A diagnosis of AS was made using the 1987 modified New York criteria. The following clinical parameters were recorded: sex; age at symptom onset (JoAS only); age at Rheumatologist-made diagnosis; the most recent BASFI, BASDAI, BASMI; HLA-B27 genotype status; the occurrence at any time point of psoriasis, uveitis, enthesitis, inflammatory bowel disease (IBD) or AS-related surgery (hip, shoulder or spinal).

Two group comparisons were made with continuity-corrected Chi-squared, unpaired Student’s t-tests and non-parametric Mann-Whitney U-tests.

Results At assessment, JoAS cases were only slightly younger than AoAS cases (mean age 49.0 vs. 51.9 years, respectively; mean difference in age 2.9 years, 95% CI 0.3-5.6 years). JoAS cases had a slightly longer mean disease duration since diagnosis [JoAS 26.0 years (SD 14.9), AoAS 19.3 years (SD 13.1)].

Comparing the JoAS and AoAS cohorts, the JoAS cases had had significantly more AS-related surgery (18.9% vs. 8.0%, respectively; p<0.001), and slightly more had had concurrent IBD (11.2% vs. 6.8%, respectively; p=0.13).

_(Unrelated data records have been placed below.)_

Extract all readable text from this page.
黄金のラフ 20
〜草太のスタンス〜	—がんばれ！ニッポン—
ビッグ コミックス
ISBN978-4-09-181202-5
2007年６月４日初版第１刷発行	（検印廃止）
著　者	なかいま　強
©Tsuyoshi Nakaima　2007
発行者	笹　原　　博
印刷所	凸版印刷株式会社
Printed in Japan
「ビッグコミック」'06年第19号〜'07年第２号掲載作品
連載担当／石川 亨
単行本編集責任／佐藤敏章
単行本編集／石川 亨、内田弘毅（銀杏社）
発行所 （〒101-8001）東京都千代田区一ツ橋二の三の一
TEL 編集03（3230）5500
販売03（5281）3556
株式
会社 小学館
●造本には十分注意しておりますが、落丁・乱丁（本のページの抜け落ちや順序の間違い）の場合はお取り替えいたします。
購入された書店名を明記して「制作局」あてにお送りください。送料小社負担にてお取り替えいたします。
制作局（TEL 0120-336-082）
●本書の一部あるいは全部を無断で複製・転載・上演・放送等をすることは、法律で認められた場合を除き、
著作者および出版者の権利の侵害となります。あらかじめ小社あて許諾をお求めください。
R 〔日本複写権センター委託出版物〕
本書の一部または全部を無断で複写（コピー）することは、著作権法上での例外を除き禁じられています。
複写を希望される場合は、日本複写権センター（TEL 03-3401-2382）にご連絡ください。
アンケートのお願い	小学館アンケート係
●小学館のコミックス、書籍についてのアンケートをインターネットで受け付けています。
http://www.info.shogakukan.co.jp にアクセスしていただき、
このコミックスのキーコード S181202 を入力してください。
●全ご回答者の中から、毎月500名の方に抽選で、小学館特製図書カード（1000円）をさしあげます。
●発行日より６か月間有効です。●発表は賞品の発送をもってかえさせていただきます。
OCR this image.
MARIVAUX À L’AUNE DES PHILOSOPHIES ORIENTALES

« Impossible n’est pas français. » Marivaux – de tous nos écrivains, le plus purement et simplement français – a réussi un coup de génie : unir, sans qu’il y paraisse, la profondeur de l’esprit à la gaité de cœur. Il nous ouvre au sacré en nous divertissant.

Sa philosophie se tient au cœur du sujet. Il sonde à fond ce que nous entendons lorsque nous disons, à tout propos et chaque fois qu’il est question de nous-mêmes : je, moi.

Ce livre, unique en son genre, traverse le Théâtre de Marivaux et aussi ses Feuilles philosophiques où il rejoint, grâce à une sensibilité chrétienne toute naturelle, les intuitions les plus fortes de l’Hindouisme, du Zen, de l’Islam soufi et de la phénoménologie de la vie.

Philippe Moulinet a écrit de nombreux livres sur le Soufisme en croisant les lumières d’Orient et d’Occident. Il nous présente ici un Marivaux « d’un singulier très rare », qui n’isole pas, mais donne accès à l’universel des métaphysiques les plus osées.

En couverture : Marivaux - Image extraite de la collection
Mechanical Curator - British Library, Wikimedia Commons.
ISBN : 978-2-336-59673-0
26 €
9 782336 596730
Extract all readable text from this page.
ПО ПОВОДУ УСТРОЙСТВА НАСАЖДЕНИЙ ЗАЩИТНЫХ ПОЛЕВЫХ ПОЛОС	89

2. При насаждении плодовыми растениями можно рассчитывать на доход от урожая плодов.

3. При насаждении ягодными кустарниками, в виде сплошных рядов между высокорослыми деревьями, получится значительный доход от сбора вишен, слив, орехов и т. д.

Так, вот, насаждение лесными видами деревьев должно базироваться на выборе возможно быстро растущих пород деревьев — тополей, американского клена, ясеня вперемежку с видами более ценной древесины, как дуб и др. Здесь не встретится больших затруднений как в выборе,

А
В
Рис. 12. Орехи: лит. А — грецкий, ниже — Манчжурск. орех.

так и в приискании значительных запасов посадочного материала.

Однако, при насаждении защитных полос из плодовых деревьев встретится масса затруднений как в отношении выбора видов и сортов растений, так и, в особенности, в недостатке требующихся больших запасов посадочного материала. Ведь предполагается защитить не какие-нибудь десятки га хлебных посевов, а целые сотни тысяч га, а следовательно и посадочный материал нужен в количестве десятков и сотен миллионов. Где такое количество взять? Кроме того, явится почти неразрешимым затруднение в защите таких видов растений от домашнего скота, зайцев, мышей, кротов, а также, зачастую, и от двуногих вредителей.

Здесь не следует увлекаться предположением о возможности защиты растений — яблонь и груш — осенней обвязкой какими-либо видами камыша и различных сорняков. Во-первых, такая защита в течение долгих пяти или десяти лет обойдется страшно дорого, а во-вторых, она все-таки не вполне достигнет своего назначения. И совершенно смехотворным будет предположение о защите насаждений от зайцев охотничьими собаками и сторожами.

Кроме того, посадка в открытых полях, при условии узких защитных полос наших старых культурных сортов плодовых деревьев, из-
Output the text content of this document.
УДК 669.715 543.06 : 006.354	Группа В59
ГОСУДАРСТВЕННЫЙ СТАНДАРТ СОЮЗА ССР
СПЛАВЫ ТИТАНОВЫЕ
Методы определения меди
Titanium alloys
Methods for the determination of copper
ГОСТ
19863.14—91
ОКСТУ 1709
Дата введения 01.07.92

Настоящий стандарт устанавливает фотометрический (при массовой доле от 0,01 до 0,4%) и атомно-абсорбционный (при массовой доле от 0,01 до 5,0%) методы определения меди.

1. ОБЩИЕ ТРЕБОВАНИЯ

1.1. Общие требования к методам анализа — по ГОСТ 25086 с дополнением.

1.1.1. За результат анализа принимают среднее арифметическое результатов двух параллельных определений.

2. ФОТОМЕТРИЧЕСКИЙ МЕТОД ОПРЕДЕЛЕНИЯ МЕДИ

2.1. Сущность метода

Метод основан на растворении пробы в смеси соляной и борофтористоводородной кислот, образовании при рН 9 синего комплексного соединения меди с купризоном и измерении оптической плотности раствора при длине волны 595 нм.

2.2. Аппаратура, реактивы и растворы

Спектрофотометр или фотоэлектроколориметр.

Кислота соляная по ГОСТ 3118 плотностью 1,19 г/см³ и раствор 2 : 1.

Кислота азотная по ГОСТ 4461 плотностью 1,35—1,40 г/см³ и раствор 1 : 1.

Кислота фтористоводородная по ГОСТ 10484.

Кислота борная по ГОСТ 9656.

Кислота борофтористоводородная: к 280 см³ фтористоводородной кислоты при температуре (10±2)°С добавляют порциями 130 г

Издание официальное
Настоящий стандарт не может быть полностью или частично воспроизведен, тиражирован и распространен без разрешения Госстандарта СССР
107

No statistically significant difference was found between the two groups in terms of BASFI, ten BASFI domains, BASDAI, BASMI, sex distribution, HLA-B27 positivity, psoriasis, enthesitis, or uveitis (all cases or HLA-B27 positive cases only).

Amongst the JoAS cases, those with a poorer BASFI (≥5.0) had symptom onset at a younger age than those with a better BASFI (<5.0) (mean age 12.5 vs. 13.4, respectively; trend p=0.08). JoAS cases with psoriasis were more likely to have a poor BASFI than those without psoriasis (55% vs. 25%, respectively; p=0.016). AoAS cases without uveitis were more likely to have a poor BASFI than those with uveitis (38% vs. 24%, respectively; p=0.007).

Amongst the JoAS cases, those having had AS-related surgery had symptom onset at a younger age than those without surgery (mean age 12.5 vs. 13.3, respectively; trend p=0.18). JoAS cases with psoriasis were more likely to have had AS-related surgery than those without psoriasis (43% vs. 15%, respectively; p=0.006). No other prognostic markers were demonstrated.

Conclusions This study is the first to investigate a Northern-European population of Rheumatologist-diagnosed JoAS patients, and is the largest sample of prospectively-collected JoAS data published. JoAS and AoAS patients differed in terms of proceeding to AS-related surgery, and occurrence of IBD. In JoAS, younger age at symptom onset and occurrence of psoriasis, related to poorer prognosis. In AoAS, absence of uveitis related to poorer prognosis as measured by BASFI. Delay in diagnosis didn’t correlate with prognosis.